I've exploited the fact that when the JVM creates an object (immutable or not), its pointer is created before its fields are initialized.
That allows me to create something like this:
class BackRefdNode(val parent:Option[BackRefdNode],
node:ClassicNode){
val children=node.children.map{c=>
new BackRefdNode(Some(this), c)
}
That's not the case (as far as I know) with Haskell, and if that's the case anyway, Haskell doesn't give me the tools to exploit that (gives me no reference to "this").
So I'm wondering, how do I achieve that in Haskell?
I thought that maybe th fix function could do the trick, but that would not actually give me a "this" reference, but a reference to a thunk that when calculated, would have, theoretically, the same structure as the created BackRefdNode
Haskell actually goes one step further here.

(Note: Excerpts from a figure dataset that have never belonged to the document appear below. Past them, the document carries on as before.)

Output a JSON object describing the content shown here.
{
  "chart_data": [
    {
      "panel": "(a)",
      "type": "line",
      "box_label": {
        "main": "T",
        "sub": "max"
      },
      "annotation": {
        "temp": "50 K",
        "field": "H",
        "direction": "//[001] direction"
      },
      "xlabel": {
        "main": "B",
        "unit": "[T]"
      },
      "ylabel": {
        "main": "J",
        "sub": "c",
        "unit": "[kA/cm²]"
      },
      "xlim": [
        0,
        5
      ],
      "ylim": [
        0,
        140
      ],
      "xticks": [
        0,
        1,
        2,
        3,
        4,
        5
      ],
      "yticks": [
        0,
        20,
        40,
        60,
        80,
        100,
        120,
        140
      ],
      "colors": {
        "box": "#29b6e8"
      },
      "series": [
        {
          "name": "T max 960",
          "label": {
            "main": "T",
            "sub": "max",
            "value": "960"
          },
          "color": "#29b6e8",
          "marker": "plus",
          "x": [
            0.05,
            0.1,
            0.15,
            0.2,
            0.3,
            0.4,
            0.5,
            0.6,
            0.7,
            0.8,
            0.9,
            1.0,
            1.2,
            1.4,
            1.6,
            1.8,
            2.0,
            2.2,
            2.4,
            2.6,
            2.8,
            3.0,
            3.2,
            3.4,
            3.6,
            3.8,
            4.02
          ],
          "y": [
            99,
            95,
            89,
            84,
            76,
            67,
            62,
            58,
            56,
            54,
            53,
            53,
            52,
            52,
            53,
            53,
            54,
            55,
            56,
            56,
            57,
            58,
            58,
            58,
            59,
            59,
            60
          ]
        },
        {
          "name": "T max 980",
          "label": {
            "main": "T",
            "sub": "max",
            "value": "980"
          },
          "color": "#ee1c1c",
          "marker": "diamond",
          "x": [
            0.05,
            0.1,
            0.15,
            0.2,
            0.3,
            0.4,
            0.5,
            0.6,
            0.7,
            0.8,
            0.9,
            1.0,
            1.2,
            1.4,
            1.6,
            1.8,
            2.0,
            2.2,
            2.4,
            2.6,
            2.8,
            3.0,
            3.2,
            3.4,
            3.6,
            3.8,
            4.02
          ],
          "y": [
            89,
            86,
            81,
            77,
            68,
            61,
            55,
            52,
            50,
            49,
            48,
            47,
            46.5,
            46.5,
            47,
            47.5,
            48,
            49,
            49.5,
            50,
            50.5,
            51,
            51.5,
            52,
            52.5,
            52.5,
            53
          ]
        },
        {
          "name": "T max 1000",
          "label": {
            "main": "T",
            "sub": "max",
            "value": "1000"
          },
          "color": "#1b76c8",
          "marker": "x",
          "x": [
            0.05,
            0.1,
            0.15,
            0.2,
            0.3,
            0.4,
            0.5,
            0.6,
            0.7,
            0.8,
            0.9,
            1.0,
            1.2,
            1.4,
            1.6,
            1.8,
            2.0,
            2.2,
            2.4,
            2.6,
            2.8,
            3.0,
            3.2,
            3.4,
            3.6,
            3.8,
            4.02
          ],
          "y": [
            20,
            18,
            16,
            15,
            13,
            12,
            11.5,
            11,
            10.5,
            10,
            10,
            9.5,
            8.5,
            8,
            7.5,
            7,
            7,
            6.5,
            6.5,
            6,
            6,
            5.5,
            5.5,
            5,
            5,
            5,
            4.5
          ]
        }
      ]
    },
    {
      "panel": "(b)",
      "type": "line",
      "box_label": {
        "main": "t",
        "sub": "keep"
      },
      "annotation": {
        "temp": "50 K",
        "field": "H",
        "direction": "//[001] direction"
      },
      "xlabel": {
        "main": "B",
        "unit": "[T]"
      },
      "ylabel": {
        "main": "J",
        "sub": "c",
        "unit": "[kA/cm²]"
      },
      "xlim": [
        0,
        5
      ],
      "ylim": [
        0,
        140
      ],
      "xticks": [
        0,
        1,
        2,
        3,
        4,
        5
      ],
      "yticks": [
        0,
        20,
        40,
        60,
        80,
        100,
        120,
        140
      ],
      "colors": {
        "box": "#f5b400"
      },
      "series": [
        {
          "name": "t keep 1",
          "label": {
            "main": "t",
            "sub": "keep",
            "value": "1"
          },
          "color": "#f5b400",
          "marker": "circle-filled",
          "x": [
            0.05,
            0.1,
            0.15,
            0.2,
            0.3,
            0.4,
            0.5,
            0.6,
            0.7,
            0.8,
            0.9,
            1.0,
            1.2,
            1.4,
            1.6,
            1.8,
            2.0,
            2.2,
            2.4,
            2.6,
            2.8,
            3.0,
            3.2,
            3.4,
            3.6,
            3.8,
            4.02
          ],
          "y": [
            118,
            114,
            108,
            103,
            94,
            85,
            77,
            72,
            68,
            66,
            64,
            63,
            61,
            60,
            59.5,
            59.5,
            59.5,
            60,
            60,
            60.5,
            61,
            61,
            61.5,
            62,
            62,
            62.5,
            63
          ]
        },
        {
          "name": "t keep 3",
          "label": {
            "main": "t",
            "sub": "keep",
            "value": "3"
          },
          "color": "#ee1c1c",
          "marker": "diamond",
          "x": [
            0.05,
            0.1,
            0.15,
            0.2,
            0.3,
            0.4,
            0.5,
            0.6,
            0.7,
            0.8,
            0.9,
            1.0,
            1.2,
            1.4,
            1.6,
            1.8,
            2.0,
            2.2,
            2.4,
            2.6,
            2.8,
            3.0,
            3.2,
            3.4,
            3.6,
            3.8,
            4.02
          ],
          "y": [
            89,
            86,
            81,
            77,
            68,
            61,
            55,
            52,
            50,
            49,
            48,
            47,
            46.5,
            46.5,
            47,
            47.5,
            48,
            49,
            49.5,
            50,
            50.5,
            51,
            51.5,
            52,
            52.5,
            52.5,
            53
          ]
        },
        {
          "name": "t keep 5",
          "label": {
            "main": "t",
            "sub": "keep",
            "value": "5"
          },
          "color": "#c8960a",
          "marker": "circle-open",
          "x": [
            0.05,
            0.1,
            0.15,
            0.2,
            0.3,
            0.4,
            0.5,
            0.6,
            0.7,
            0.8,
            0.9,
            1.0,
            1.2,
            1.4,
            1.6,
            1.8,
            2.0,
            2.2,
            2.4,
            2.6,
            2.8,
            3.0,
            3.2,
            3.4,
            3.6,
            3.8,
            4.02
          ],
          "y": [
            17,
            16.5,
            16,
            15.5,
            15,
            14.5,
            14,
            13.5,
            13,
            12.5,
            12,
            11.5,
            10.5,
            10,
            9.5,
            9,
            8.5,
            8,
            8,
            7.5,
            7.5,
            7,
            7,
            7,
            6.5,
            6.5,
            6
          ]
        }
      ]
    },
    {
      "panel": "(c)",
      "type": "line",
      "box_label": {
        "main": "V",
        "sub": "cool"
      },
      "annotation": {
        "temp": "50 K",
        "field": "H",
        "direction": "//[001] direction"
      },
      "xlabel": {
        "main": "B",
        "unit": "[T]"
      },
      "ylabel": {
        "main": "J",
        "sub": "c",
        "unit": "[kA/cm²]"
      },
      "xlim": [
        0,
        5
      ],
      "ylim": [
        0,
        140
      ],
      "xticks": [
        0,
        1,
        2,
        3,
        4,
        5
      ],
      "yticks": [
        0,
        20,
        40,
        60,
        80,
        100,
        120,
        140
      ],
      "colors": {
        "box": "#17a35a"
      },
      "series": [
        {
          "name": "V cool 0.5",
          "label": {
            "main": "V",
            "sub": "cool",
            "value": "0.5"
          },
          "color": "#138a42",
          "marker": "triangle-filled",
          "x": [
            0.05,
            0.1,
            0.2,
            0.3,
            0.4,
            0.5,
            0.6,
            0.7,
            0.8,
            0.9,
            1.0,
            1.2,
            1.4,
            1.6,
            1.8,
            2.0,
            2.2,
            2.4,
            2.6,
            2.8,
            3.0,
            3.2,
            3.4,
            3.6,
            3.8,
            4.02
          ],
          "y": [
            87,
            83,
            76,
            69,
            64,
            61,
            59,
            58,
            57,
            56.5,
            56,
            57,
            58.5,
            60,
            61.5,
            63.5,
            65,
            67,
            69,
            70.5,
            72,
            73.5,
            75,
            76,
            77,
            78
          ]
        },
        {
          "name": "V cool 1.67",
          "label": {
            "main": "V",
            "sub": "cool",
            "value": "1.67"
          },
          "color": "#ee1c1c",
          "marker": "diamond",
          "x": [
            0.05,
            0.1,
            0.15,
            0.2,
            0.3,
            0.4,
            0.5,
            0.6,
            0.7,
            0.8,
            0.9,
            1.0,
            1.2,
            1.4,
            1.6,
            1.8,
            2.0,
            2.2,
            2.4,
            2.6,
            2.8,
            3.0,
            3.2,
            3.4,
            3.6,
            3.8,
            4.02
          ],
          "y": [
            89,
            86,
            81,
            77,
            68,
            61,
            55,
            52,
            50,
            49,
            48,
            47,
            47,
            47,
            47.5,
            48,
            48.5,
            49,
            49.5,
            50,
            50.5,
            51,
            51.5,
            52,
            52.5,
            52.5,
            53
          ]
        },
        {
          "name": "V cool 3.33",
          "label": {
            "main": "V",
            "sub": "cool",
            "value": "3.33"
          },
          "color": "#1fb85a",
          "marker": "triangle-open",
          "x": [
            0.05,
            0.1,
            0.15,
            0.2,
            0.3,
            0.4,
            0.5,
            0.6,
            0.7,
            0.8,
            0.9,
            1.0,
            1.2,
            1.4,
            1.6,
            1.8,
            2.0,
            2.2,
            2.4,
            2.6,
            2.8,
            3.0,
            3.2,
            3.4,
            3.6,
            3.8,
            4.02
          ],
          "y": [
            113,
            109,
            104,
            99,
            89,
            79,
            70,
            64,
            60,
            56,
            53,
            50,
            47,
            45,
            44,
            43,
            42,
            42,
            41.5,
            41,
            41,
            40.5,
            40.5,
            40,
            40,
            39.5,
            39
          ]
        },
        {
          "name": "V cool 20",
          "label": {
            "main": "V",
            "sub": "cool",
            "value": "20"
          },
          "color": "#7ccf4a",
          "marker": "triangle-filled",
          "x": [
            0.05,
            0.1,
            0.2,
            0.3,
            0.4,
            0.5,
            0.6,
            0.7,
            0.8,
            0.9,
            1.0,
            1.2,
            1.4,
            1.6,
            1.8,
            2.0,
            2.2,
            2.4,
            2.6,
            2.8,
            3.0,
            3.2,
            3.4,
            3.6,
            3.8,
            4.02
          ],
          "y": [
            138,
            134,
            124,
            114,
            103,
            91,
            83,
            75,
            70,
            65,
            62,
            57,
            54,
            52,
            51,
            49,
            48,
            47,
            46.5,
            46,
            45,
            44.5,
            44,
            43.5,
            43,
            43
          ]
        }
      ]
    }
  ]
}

It is lazily evaluated, which means you can get a reference to anything before it is initialised, not just objects with fields. Using the data types
data ClassicNode = ClassicNode { children :: [ClassicNode] }
data BackRefdNode = BackRefdNode { parent :: Maybe BackRefdNode, children :: [BackRefdNode] }
you can create a function
backRefdNode :: Maybe BackRefdNode -> ClassicNode -> BackRefdNode
backRefdNode parent node = let result = BackRefdNode parent (backRefdNode result <$> children node)
in result
Notice how result is referenced in the expression that initialises result itself. This works perfectly fine and efficiently shares the tree objects with circular references amongst them.
What will be harder than in Scala is unraveling this data structure, as there is no reference equality in Haskell. The invariant that every child of a BackRefdNode has it as its parent cannot be tested, it must be proven from the construction.